Wie schafft die Weltnummer 10 es, die nächsten Rennen ohne zu hohe Erwartungen anzugehen? Ihre Reife ist sicher ein Faktor. Ein weiterer dürfte sein, dass sich Koller nach einem mentalen Tief vor rund zwei Jahren von Rangzielen verabschiedet hat.
Koller hat gute Erfahrungen damit gemacht. Sie fokussiert auf sich, nimmt sich Kleinigkeiten vor. Eine bestimmte Linie in einer Abfahrt beispielsweise. «So erreiche ich Ziele schon während des Rennens», erklärt sie ihre Taktik, «und zwar unabhängig vom Resultat.»

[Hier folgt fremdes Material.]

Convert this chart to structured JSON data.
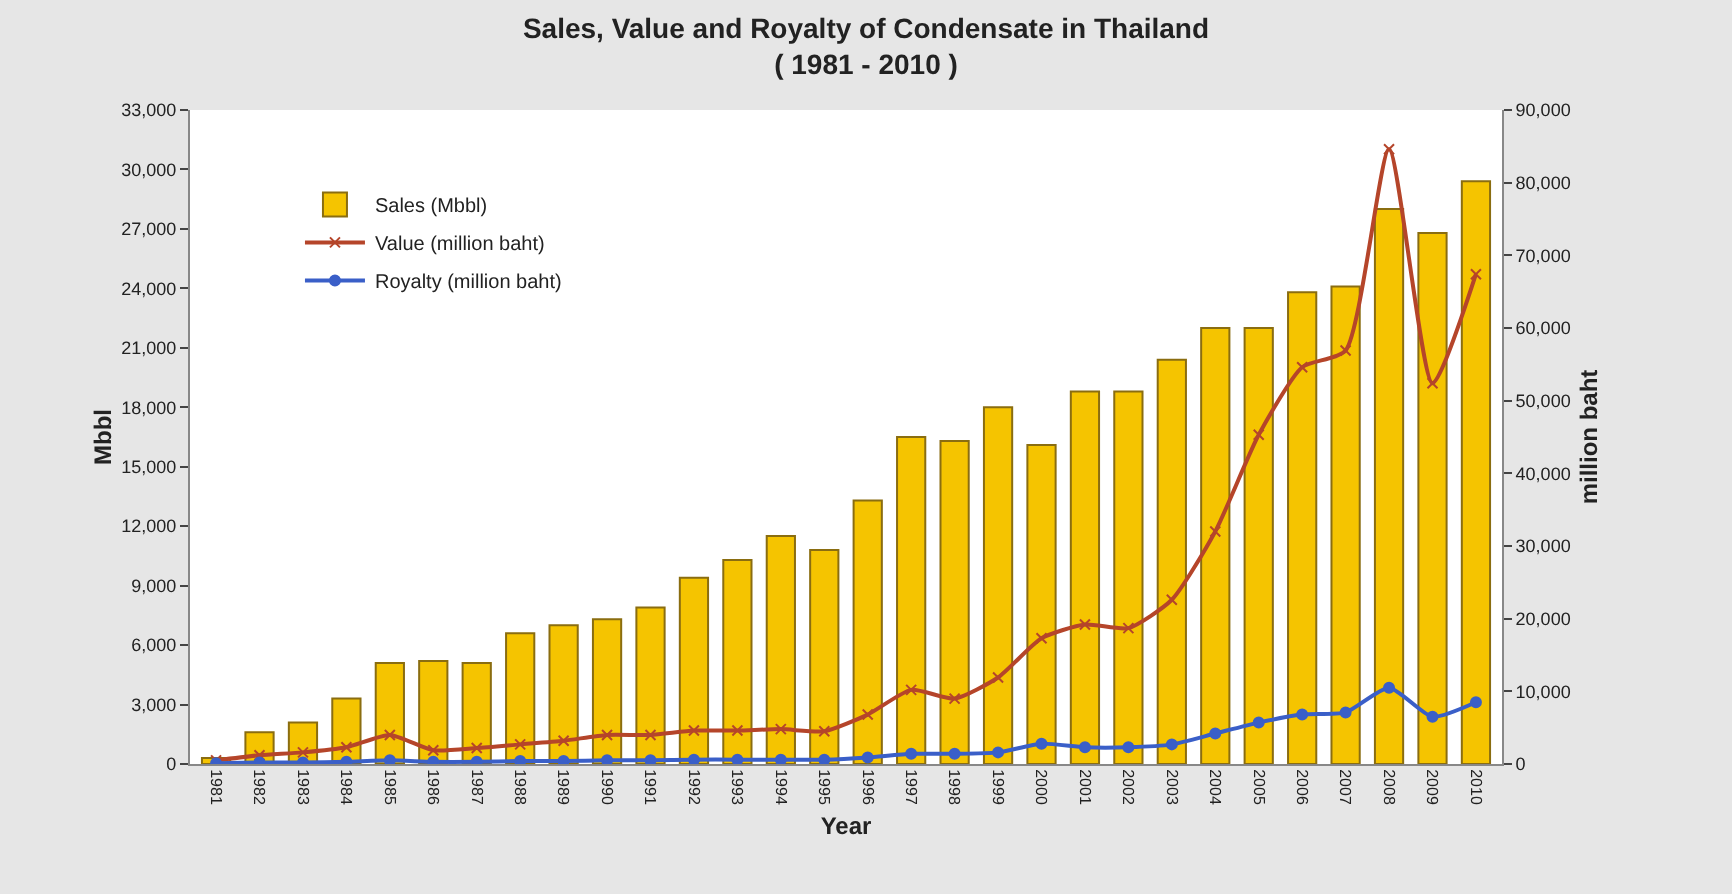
{
  "chart_data": {
    "type": "bar",
    "title": "Sales, Value and Royalty of Condensate in Thailand",
    "subtitle": "( 1981 - 2010 )",
    "xlabel": "Year",
    "ylabel": "Mbbl",
    "y2label": "million baht",
    "categories": [
      "1981",
      "1982",
      "1983",
      "1984",
      "1985",
      "1986",
      "1987",
      "1988",
      "1989",
      "1990",
      "1991",
      "1992",
      "1993",
      "1994",
      "1995",
      "1996",
      "1997",
      "1998",
      "1999",
      "2000",
      "2001",
      "2002",
      "2003",
      "2004",
      "2005",
      "2006",
      "2007",
      "2008",
      "2009",
      "2010"
    ],
    "series": [
      {
        "name": "Sales (Mbbl)",
        "color": "#f5c400",
        "values": [
          300,
          1600,
          2100,
          3300,
          5100,
          5200,
          5100,
          6600,
          7000,
          7300,
          7900,
          9400,
          10300,
          11500,
          10800,
          13300,
          16500,
          16300,
          18000,
          16100,
          18800,
          18800,
          20400,
          22000,
          22000,
          23800,
          24100,
          28000,
          26800,
          29400
        ]
      },
      {
        "name": "Value (million baht)",
        "type": "line",
        "axis": "y2",
        "color": "#b5452a",
        "marker": "cross",
        "values": [
          500,
          1200,
          1600,
          2300,
          4000,
          1900,
          2200,
          2700,
          3200,
          4000,
          4000,
          4600,
          4600,
          4800,
          4500,
          6800,
          10200,
          9000,
          11900,
          17300,
          19200,
          18700,
          22600,
          32000,
          45300,
          54600,
          56900,
          84600,
          52400,
          67400
        ]
      },
      {
        "name": "Royalty (million baht)",
        "type": "line",
        "axis": "y2",
        "color": "#3a5fc8",
        "marker": "circle",
        "values": [
          100,
          200,
          200,
          300,
          500,
          300,
          300,
          400,
          400,
          500,
          500,
          600,
          600,
          600,
          600,
          900,
          1400,
          1400,
          1600,
          2800,
          2300,
          2300,
          2700,
          4200,
          5700,
          6800,
          7100,
          10500,
          6500,
          8500
        ]
      }
    ],
    "ylim": [
      0,
      33000
    ],
    "yticks": [
      {
        "value": 0,
        "label": "0"
      },
      {
        "value": 3000,
        "label": "3,000"
      },
      {
        "value": 6000,
        "label": "6,000"
      },
      {
        "value": 9000,
        "label": "9,000"
      },
      {
        "value": 12000,
        "label": "12,000"
      },
      {
        "value": 15000,
        "label": "15,000"
      },
      {
        "value": 18000,
        "label": "18,000"
      },
      {
        "value": 21000,
        "label": "21,000"
      },
      {
        "value": 24000,
        "label": "24,000"
      },
      {
        "value": 27000,
        "label": "27,000"
      },
      {
        "value": 30000,
        "label": "30,000"
      },
      {
        "value": 33000,
        "label": "33,000"
      }
    ],
    "y2lim": [
      0,
      90000
    ],
    "y2ticks": [
      {
        "value": 0,
        "label": "0"
      },
      {
        "value": 10000,
        "label": "10,000"
      },
      {
        "value": 20000,
        "label": "20,000"
      },
      {
        "value": 30000,
        "label": "30,000"
      },
      {
        "value": 40000,
        "label": "40,000"
      },
      {
        "value": 50000,
        "label": "50,000"
      },
      {
        "value": 60000,
        "label": "60,000"
      },
      {
        "value": 70000,
        "label": "70,000"
      },
      {
        "value": 80000,
        "label": "80,000"
      },
      {
        "value": 90000,
        "label": "90,000"
      }
    ],
    "grid": false,
    "legend": "top left"
  }
}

Sie nimmt das Risiko in Kauf
Mit 28 gehört Nicole Koller zu den erfahrenen Fahrerinnen. Erfolge feierte die in St. Gallenkappel in der Gemeinde Eschenbach aufgewachsene Athletin früh. 2014 wurde sie Junioren-Weltmeisterin, im Jahr darauf holte sie WM-Bronze. 2023 kam Koller auf höchster Stufe in den Top Ten an, letzte Saison klassierte sie sich in diesen sechsmal.
Dazu fuhr sie zusammen mit Anne Terpstra überlegen zum Gesamtsieg am Cape Epic, dem prestigeträchtigsten Bike-Etappenrennen der Welt. Das verschaffte ihr viel Aufmerksamkeit. Sonst steht Koller oftmals im Schatten von anderen starken Schweizer Fahrerinnen wie Alessandra Keller, Sina Frei oder Jolanda Neff.

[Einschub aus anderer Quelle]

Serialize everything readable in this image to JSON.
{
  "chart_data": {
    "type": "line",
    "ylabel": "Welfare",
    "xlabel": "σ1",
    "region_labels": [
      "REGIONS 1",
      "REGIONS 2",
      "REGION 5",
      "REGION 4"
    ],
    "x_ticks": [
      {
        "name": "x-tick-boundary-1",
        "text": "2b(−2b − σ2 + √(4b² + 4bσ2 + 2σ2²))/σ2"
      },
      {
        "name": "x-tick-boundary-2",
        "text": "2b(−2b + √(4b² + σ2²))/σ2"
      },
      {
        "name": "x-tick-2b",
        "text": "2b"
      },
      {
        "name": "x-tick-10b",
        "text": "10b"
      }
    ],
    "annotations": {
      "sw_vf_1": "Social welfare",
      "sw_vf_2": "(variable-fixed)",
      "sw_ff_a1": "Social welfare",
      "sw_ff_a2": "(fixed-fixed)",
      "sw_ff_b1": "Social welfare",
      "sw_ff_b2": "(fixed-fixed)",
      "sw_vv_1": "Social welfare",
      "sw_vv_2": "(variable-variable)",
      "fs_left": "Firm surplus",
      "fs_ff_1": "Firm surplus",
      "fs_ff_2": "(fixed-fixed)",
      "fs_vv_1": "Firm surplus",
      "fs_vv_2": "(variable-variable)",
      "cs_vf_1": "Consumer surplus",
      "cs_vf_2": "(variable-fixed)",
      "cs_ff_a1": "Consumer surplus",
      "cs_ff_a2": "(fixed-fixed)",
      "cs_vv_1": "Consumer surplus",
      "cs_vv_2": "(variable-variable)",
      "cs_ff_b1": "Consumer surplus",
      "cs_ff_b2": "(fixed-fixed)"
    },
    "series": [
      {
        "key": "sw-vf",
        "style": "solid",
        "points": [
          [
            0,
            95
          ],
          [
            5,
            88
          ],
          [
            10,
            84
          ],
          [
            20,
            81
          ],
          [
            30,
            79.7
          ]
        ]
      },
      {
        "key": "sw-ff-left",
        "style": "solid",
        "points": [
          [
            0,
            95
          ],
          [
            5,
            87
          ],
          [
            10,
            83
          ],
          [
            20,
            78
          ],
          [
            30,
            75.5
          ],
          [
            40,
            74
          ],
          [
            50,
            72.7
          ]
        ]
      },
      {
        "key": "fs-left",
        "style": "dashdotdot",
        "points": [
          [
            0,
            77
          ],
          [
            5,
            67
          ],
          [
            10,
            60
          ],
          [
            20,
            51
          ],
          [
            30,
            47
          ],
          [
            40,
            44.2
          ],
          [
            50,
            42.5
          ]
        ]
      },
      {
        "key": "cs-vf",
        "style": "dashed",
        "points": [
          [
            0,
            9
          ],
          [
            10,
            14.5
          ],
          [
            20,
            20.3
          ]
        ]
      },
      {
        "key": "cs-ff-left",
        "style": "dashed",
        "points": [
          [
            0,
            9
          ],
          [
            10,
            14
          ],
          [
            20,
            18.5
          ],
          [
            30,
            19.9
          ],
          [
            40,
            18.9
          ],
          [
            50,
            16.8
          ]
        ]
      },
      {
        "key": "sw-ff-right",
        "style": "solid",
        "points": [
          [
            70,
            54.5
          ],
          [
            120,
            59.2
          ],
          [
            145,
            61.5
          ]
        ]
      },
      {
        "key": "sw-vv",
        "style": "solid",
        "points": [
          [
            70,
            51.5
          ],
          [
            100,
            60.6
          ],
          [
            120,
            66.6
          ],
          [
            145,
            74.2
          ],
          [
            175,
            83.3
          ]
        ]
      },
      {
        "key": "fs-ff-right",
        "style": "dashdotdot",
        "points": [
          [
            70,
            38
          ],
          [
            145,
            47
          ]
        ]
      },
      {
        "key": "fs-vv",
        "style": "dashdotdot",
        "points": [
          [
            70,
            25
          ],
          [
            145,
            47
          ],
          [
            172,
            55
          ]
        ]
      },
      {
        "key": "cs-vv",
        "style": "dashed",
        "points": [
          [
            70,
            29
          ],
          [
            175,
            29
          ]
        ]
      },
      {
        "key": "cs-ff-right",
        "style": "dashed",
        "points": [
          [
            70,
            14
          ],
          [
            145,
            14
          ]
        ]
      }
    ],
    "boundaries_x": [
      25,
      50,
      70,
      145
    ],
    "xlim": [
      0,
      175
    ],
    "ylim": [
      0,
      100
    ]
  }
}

Gradlinig verlief Kollers Weg in die Weltspitze nicht. Die Leistungen in den Saisons 2022 und 2023 beurteilt sie etwa kritisch. Und die geplatzten Olympia-Träume 2024 waren schmerzhaft. «Ich habe vieles hinterfragt», sagt Koller, «und habe mich wohl auch zu häufig zu früh untergeordnet.»
Mit der Aussage zielt sie auch auf Rennsituationen, in denen sie zu nett agierte. «Jetzt habe ich langsam meinen Weg gefunden», ist Koller sicher. Wie sich das äussert?

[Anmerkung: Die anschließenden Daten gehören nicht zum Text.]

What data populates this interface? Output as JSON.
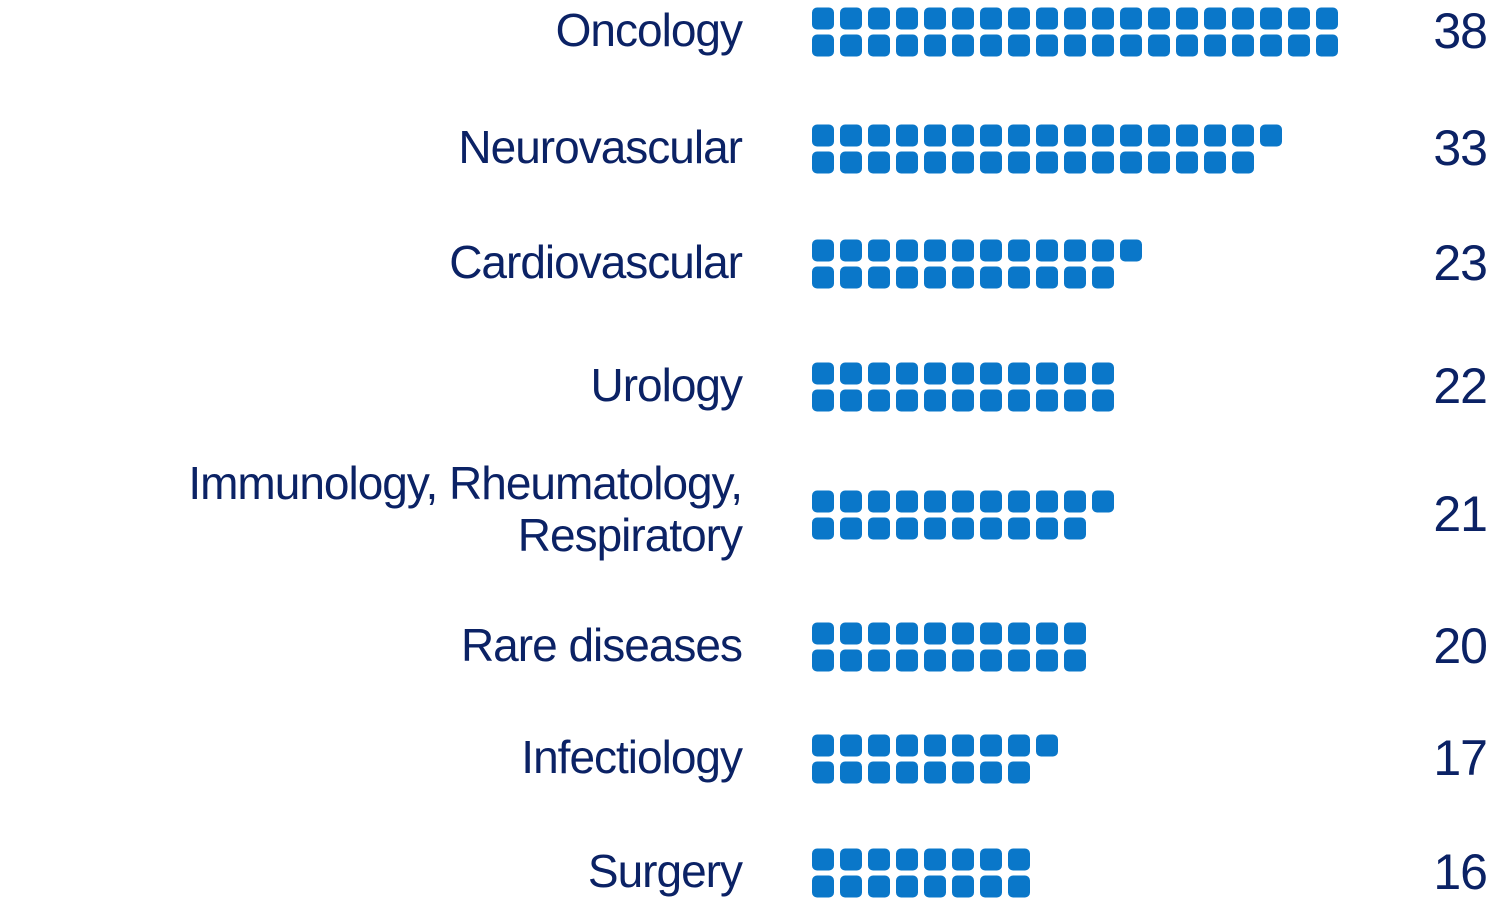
{
  "colors": {
    "text": "#0b2265",
    "square": "#0a77c9",
    "background": "#ffffff"
  },
  "chart_data": {
    "type": "bar",
    "style": "unit pictogram (one rounded square per unit, two rows per bar)",
    "categories": [
      "Oncology",
      "Neurovascular",
      "Cardiovascular",
      "Urology",
      "Immunology, Rheumatology, Respiratory",
      "Rare diseases",
      "Infectiology",
      "Surgery"
    ],
    "category_label_lines": [
      [
        "Oncology"
      ],
      [
        "Neurovascular"
      ],
      [
        "Cardiovascular"
      ],
      [
        "Urology"
      ],
      [
        "Immunology, Rheumatology,",
        "Respiratory"
      ],
      [
        "Rare diseases"
      ],
      [
        "Infectiology"
      ],
      [
        "Surgery"
      ]
    ],
    "values": [
      38,
      33,
      23,
      22,
      21,
      20,
      17,
      16
    ],
    "value_labels": [
      "38",
      "33",
      "23",
      "22",
      "21",
      "20",
      "17",
      "16"
    ],
    "title": "",
    "xlabel": "",
    "ylabel": "",
    "grid": false,
    "legend": "none"
  }
}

Die Mountainbikerin sagt, in Rennwochen blicke sie weder nach links noch nach rechts. Koller macht stattdessen, was sie für richtig hält. Auf dem Bike ist sie zudem unnachgiebiger und selbstbewusster geworden. Hat sie das Gefühl, nicht am Limit zu fahren, lässt sie nicht locker.
Wie bei den Rennen in Brasilien, die sie nach einer Topvorbereitung mit dem Vorhaben anpackte, mit den Besten mitfahren zu wollen. Auf die Gefahr hin, dafür zu büssen. Oder wie sie sagt: «Dass es mich halt nimmt.»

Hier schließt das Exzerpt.